Kann es sein, dass wir bald zugeben müssen, dass Geflüchtete in Deutschland nicht sicher sind? Sind Orte, an denen sie leben, eine solche Provokation, dass man sie rund um die Uhr mit bewaffneten Polizisten vor den Einheimischen schützen muss? Ein größeres Armutszeugnis kann man sich für Deutschland 2015 nicht ausdenken.

3. Ist es noch vertretbar, von „Dunkeldeutschland" zu sprechen?

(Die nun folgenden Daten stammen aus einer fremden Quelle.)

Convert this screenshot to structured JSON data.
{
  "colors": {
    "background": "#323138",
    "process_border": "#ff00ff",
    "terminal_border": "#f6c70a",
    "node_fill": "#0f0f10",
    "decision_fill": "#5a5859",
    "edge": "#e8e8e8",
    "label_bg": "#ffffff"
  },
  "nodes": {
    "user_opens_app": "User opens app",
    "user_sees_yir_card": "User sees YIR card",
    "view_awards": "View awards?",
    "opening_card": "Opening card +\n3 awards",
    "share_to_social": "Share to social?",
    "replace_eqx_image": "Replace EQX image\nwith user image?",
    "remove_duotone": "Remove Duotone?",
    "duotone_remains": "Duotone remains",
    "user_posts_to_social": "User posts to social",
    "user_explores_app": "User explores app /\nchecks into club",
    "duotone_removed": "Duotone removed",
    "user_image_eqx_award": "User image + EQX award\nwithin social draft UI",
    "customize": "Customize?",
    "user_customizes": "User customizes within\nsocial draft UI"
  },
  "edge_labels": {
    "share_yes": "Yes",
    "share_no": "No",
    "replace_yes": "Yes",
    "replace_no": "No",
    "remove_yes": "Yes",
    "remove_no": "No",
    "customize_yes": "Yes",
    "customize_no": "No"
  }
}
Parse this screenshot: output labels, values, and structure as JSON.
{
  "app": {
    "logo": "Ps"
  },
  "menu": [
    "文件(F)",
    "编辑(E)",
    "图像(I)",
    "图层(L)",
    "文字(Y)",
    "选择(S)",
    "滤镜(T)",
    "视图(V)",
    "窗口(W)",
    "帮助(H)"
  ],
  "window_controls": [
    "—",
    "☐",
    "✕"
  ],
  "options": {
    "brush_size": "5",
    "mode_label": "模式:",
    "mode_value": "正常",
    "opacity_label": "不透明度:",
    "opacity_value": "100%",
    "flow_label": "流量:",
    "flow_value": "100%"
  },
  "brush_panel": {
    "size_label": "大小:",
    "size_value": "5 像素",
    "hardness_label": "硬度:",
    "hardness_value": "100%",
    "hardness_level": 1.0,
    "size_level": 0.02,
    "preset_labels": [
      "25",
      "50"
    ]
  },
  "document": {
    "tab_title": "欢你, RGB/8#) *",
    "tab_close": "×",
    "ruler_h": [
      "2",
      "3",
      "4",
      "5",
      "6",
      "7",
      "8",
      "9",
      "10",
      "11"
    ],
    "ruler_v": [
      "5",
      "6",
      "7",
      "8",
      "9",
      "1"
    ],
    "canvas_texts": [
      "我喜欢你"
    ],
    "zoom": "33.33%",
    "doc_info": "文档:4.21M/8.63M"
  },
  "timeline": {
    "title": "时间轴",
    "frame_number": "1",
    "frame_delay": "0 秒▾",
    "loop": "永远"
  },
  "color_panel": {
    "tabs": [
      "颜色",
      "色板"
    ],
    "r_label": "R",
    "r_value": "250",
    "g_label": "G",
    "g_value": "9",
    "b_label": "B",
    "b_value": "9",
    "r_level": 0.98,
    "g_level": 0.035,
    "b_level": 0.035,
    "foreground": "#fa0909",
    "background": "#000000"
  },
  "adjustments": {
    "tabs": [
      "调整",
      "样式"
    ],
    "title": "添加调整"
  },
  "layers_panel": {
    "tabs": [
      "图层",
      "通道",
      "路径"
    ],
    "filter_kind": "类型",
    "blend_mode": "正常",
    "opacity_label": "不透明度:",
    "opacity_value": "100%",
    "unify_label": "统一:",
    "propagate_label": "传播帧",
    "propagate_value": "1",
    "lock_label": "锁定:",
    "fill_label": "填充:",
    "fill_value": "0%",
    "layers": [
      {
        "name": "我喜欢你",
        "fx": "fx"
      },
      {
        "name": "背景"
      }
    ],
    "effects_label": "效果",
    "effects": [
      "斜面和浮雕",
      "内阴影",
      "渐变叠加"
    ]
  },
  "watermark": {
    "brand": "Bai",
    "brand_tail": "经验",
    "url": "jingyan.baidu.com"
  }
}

Im Grunde war „Dunkeldeutschland" schon immer ein dämlicher Begriff. Früher machte man sich damit über Ostdeutsche lustig, und heute wird er benutzt, um sich selbst einzureden, dass es so etwas wie ein gutes und ein schlechtes Deutschland gibt. Das schlechte liegt natürlich immer noch irgendwie im Osten und wird von dummen, hässlichen und arbeitslosen Rassisten bevölkert, und das gute sind halt wir.

Das ist Bullshit. Dieser Angriff fand in Niedersachsen statt, in einer Gemeinde, von der der offenbar wirklich schockierte Bürgermeister glaubhaft beteuerte, er habe noch nie von Rechtsradikalen in seinem Ort gehört. Einer der ersten landesweit bekannt gewordenen Brandanschläge auf ein geplantes Flüchtlingsheim wurde im wohlhabenden Hamburger Vorort Escheburg verübt—von einem bis dato völlig unbescholtenen Bürger. Die Gefahr lebt nicht in Ostdeutschland, die Gefahr ist immer da, wo Arschlöcher leben. Und Arschlöcher gibt es überall.

4. Wie können Menschen so etwas tun?

Ich weiß, das ist dieselbe Frage wie die erste. Aber macht es nicht völlig fassungslos, dass Menschen zu so etwas in der Lage sind? Dass sie in Kauf nehmen, brennendes Benzin über ein Kind zu schütten, weil seine Mutter ihm eine Zukunft in Sicherheit ermöglichen wollte?

Ich kann mich mit etwas Mühe tatsächlich in jemanden hineinversetzen, der sich mit einem anderen Mann verabredet, um gemeinsam dessen Penis zu verspeisen. Aber wie jemand wehrlose Unschuldige auf so heimtückische Art und Weise angreifen und dann am nächsten Tag noch in den Spiegel schauen kann, ist mir absolut unerklärlich.